1. hiçbir şekilde ırkçı temele indirgenemeyecek bir sözdür. gazi paşa'nın türk milleti tanımı "kurtuluş savaşı'nda bu ülkeyi kurtaran herkes türk'tür." şeklindedir. ırk milliyetçiliği(etnisite milliyetçiliği) yerine yurt milliyetçiliği(teritoryal milliyeçtilik) fikri esastır.

    dönemin şartlarında bu geçerli ideoloji, nazizmin hakimiyet sürdüğü yıllarda ırkçı temellere evrilmiştir. daha sonra sağ-sol olaylarında daha din eksenli olarak sömürüye de tabi olmuştur. ancak 80 darbesine gelene kadarki süreçte türkçülük akımı anti-emperyalist çizgiden ziyade din eksenli bir merkezde ilerlemiştir. halbuki türkçülük fikri azeri ve tatar türkleriyle hayat bulup, sultan galiyev'lerle, molla vahidov'larla anti-emperyalist çizgiyi oturmuştur. doğu milletlerinin emperyalizme direnebilme şeklini galiyev, sosyalist-turancı fikir temelinde işlemiştir. bu nasyonal sosyalizmle karıştırılmaması gereken apayrı bir ideolojik yaklaşımdır. mustafa suphi'nin çizgisini incelemek, türk solunun çıkış isimlerinden olan bu insanın fikriyatını incelemek türkçülük konusunda ufuk açacaktır. bu ülkenin solunun dayanmaya çalıştığı anti-emperyalist çizgi ile türkçülüğün çıkış noktası aslında aynı noktadır. bu ayrıca bir başlık altında uzun uzun yazılması gereken bir konudur.

    dünyada neo-liberal politikalar geliştikçe, ulus devlet fikri temellerinden sarsılmaya başladı. kapitalizm, özelleştirme, globalleşme gibi fikirler sermayenin elinde olan medya tarafından zihinlere işlenmeye başladı. türkiye'de de 80'lerde turgut özal ile birlikte özelleştirme fikirleri, küreselleşme lafları ayyuka çıkmıştır. buhranlarla geçen 90'ların ardından akp hükumeti ile birlikte bu politikalar ülkenin kılcal damarlarına kadar ilerlemiştir.

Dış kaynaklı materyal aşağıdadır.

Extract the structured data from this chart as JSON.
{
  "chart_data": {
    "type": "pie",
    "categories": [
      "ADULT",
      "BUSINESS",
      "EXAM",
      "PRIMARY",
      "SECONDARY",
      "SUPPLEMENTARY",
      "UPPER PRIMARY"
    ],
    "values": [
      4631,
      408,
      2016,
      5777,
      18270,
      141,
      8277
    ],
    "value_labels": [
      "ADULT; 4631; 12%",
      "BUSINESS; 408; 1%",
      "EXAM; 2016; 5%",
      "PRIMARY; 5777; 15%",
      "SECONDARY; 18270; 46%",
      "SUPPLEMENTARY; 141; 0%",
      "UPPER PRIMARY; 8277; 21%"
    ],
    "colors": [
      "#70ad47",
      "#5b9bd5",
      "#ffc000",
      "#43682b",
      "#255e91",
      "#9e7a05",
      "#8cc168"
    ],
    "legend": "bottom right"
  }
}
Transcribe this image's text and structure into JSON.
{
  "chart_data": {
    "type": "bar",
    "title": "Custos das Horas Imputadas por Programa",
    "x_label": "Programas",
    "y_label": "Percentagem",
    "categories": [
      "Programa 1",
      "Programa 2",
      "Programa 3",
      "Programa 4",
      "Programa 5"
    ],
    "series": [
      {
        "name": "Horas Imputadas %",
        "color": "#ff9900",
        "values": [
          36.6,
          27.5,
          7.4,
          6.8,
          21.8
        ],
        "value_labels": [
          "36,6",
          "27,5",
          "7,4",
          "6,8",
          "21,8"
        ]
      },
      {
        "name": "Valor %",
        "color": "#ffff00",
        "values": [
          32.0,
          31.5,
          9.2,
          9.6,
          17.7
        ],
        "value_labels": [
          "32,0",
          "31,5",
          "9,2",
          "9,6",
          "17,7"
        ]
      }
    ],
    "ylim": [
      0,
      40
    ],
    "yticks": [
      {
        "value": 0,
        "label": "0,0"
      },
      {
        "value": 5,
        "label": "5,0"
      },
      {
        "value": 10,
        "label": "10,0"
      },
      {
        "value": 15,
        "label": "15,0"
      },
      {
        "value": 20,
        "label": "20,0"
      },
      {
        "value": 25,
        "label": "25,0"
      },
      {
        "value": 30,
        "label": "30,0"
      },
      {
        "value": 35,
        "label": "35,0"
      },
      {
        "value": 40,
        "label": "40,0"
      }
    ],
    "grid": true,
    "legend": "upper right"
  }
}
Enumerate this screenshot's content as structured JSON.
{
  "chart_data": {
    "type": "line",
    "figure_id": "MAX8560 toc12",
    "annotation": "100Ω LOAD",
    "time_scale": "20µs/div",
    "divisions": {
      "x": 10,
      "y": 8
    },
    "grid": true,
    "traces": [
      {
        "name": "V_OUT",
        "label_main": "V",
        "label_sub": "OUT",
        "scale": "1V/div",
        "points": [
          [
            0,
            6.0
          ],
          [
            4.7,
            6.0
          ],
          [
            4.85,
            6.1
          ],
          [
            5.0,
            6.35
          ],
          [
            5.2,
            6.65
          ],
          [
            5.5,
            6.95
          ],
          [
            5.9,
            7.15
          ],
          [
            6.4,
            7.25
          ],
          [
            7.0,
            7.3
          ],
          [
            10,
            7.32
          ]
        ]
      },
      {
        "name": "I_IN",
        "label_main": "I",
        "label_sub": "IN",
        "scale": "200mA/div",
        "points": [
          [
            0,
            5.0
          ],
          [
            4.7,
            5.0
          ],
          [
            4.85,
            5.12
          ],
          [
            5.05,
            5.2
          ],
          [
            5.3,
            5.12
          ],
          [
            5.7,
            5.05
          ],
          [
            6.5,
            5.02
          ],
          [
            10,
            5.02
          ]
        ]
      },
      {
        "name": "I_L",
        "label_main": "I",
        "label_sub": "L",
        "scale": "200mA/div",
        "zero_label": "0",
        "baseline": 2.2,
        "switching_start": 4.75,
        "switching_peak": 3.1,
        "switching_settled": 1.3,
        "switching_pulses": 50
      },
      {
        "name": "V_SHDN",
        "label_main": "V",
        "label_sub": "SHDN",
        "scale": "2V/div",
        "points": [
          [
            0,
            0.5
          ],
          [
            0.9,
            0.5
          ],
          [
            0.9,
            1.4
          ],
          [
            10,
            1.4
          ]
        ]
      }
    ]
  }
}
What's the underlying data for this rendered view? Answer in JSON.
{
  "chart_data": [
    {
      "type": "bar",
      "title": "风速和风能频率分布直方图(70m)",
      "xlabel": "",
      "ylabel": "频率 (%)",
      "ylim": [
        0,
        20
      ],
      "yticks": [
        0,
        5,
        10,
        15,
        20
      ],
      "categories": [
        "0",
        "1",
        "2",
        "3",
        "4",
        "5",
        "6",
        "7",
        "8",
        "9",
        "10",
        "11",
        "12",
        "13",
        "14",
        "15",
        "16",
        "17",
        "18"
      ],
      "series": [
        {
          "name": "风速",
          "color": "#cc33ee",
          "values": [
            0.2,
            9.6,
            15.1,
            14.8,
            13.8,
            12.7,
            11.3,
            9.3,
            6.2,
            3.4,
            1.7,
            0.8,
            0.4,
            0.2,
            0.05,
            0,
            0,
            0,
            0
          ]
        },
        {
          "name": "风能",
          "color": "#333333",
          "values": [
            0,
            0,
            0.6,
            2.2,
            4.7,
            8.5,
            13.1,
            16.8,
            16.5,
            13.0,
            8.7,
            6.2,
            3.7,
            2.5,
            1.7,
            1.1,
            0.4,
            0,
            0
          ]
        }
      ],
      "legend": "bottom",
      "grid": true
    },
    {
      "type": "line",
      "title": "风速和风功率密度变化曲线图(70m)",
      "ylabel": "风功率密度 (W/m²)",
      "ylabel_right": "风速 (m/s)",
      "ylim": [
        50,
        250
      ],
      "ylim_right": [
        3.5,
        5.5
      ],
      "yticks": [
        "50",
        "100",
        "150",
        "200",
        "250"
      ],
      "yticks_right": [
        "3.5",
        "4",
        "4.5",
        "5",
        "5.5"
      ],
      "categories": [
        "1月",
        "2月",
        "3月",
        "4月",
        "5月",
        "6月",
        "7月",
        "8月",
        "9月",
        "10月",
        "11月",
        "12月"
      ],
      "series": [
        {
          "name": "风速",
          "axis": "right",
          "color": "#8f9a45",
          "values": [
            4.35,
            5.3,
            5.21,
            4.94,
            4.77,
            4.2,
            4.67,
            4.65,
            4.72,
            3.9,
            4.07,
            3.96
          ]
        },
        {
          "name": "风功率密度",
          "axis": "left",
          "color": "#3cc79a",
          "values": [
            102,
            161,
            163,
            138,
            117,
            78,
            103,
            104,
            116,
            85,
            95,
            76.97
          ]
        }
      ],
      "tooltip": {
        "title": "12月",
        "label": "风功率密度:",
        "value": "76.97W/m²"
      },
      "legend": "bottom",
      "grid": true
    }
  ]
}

    peki anti-emperyalist olmak neden ulusçuluğu korumak anlamına geliyor bu ülkede? öncelikle gazi paşa'nın bir sözüyle girmek lazım meseleye: "efendiler! bugünkü mücahedatımızın gayesi istikal-i tamdır. istiklalin tamamiyeti ise ancak istiklal-i mali ile mümkündür. bir devletin maliyesi istikbalden mahrum olunca, o devletin bütün şuabat-ı hayatiyesinde istiklal mefluçtur; çünkü her uzv-u devlet ancak kuvve-i maliye ile yaşar."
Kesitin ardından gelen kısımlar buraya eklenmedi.